The maintainers of the open-source file-sharing software ownCloud have warned of three critical security flaws that could be exploited to disclose sensitive information and modify files.
A brief description of the vulnerabilities is as follows –
- Disclosure of sensitive credentials and configuration in containerized deployments impacting graphapi versions from 0.2.0 to 0.3.0. (CVSS score: 10.0)
- WebDAV Api Authentication Bypass using Pre-Signed URLs impacting core versions from 10.6.0 to 10.13.0 (CVSS score: 9.8)
- Subdomain Validation Bypass impacting oauth2 prior to version 0.6.1 (CVSS score: 9.0)
“The ‘graphapi’ app relies on a third-party library that provides a URL. When this URL is accessed, it reveals the configuration details of the PHP environment (phpinfo),” the company said of the first flaw.
“This information includes all the environment variables of the web server. In containerized deployments, these environment variables may include sensitive data such as the ownCloud admin password, mail server credentials, and license key.”

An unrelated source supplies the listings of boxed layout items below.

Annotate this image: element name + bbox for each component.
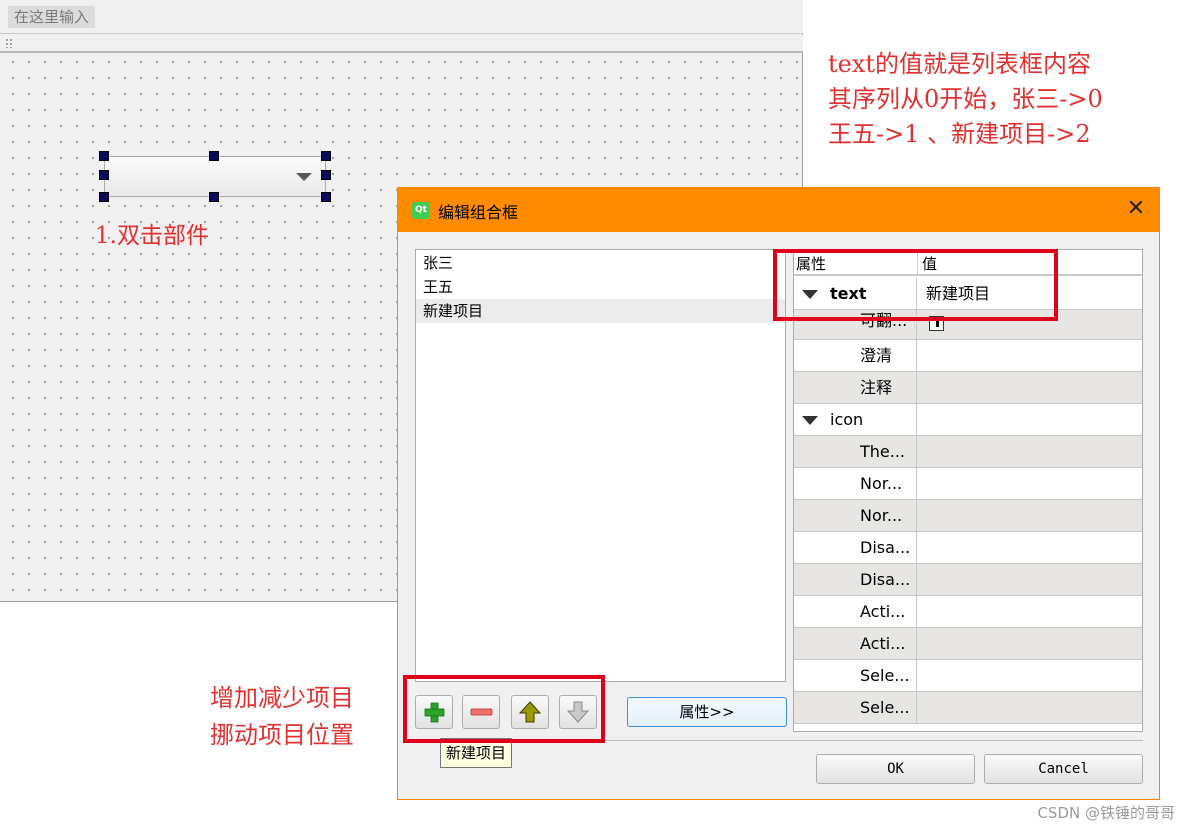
property-row[interactable]: Nor...	[794, 500, 1142, 532]
toolbar-area	[0, 35, 803, 53]
property-value[interactable]	[918, 692, 926, 723]
cancel-button[interactable]: Cancel	[984, 754, 1143, 784]
property-name: Nor...	[794, 500, 917, 531]
property-row[interactable]: Sele...	[794, 660, 1142, 692]
property-row[interactable]: Nor...	[794, 468, 1142, 500]
selection-handle[interactable]	[209, 151, 219, 161]
highlight-box-tool-buttons	[403, 675, 605, 743]
property-name: The...	[794, 436, 917, 467]
property-name: Disa...	[794, 532, 917, 563]
selection-handle[interactable]	[321, 192, 331, 202]
property-value[interactable]	[918, 468, 926, 499]
property-value[interactable]	[918, 564, 926, 595]
property-name: Sele...	[794, 660, 917, 691]
property-value[interactable]	[918, 340, 926, 371]
combobox-widget[interactable]	[104, 156, 326, 197]
property-row[interactable]: The...	[794, 436, 1142, 468]
selection-handle[interactable]	[209, 192, 219, 202]
dialog-title: 编辑组合框	[438, 203, 519, 222]
qt-logo-icon: Qt	[412, 202, 430, 219]
selection-handle[interactable]	[99, 192, 109, 202]
list-item-selected[interactable]: 新建项目	[416, 299, 785, 323]
dialog-titlebar[interactable]: Qt 编辑组合框 ✕	[398, 188, 1159, 232]
property-name: Sele...	[794, 692, 917, 723]
property-name: Acti...	[794, 596, 917, 627]
property-row[interactable]: 澄清	[794, 340, 1142, 372]
property-editor[interactable]: 属性 值 text 新建项目 可翻... 澄清 注释 icon The... N…	[793, 249, 1143, 732]
expand-triangle-icon[interactable]	[802, 416, 818, 425]
annotation-line: text的值就是列表框内容	[828, 50, 1092, 78]
annotation-line: 其序列从0开始，张三->0	[828, 85, 1103, 113]
selection-handle[interactable]	[99, 151, 109, 161]
ok-button[interactable]: OK	[816, 754, 975, 784]
chevron-down-icon	[296, 173, 312, 181]
property-name: icon	[830, 410, 864, 429]
property-value[interactable]	[918, 596, 926, 627]
grip-handle-icon[interactable]	[5, 38, 13, 48]
property-name: Nor...	[794, 468, 917, 499]
property-row-icon[interactable]: icon	[794, 404, 1142, 436]
menu-bar: 在这里输入	[0, 0, 803, 34]
annotation-text-value: text的值就是列表框内容 其序列从0开始，张三->0 王五->1 、新建项目-…	[828, 47, 1103, 152]
property-name: Acti...	[794, 628, 917, 659]
property-value[interactable]	[918, 500, 926, 531]
property-value[interactable]	[918, 436, 926, 467]
close-icon[interactable]: ✕	[1126, 198, 1146, 220]
annotation-line: 增加减少项目	[210, 684, 354, 712]
list-item[interactable]: 王五	[416, 275, 785, 299]
property-name: 注释	[794, 372, 917, 403]
list-item[interactable]: 张三	[416, 251, 785, 275]
annotation-line: 王五->1 、新建项目->2	[828, 120, 1091, 148]
property-row[interactable]: Acti...	[794, 596, 1142, 628]
selection-handle[interactable]	[321, 170, 331, 180]
selection-handle[interactable]	[321, 151, 331, 161]
annotation-add-remove: 增加减少项目 挪动项目位置	[210, 680, 354, 754]
property-value[interactable]	[918, 404, 926, 435]
selection-handle[interactable]	[99, 170, 109, 180]
property-value[interactable]	[918, 372, 926, 403]
annotation-double-click: 1.双击部件	[95, 223, 209, 249]
property-value[interactable]	[918, 628, 926, 659]
highlight-box-text-property	[773, 249, 1058, 321]
watermark: CSDN @铁锤的哥哥	[1037, 804, 1175, 822]
property-row[interactable]: Disa...	[794, 564, 1142, 596]
property-row[interactable]: Disa...	[794, 532, 1142, 564]
property-name: Disa...	[794, 564, 917, 595]
properties-toggle-button[interactable]: 属性>>	[627, 697, 787, 727]
menu-type-here-placeholder[interactable]: 在这里输入	[8, 6, 96, 28]
item-list[interactable]: 张三 王五 新建项目	[415, 249, 786, 682]
property-row[interactable]: Sele...	[794, 692, 1142, 724]
property-value[interactable]	[918, 660, 926, 691]
property-name: 澄清	[794, 340, 917, 371]
annotation-line: 挪动项目位置	[210, 721, 354, 749]
property-row[interactable]: 注释	[794, 372, 1142, 404]
property-row[interactable]: Acti...	[794, 628, 1142, 660]
property-value[interactable]	[918, 532, 926, 563]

As a fix, ownCloud is recommending to delete the “owncloud/apps/graphapi/vendor/microsoft/microsoft-graph/tests/GetPhpInfo.php” file and disable the ‘phpinfo’ function. It is also advising users to change secrets like the ownCloud admin password, mail server and database credentials, and Object-Store/S3 access keys.
The second problem makes it possible to access, modify or delete any file sans authentication if the username of the victim is known and the victim has no signing-key configured, which is the default behavior.
Lastly, the third flaw relates to a case of improper access control that allows an attacker to “pass in a specially crafted redirect-url which bypasses the validation code and thus allows the attacker to redirect callbacks to a TLD controlled by the attacker.”
Besides adding hardening measures to the validation code in the oauth2 app, ownCloud has suggested that users disable the “Allow Subdomains” option as a workaround.
The disclosure comes as a proof-of-concept (PoC) exploit has been released for a critical remote code execution vulnerability in the CrushFTP solution (CVE-2023-43177) that could be weaponized by an unauthenticated attacker to access files, run arbitrary programs on the host, and acquire plain-text passwords.
The issue has been addressed in CrushFTP version 10.5.2, which was released on August 10, 2023.
“This vulnerability is critical because it does NOT require any authentication,” CrushFTP noted in an advisory released at the time. “It can be done anonymously and steal the session of other users and escalate to an administrator user.”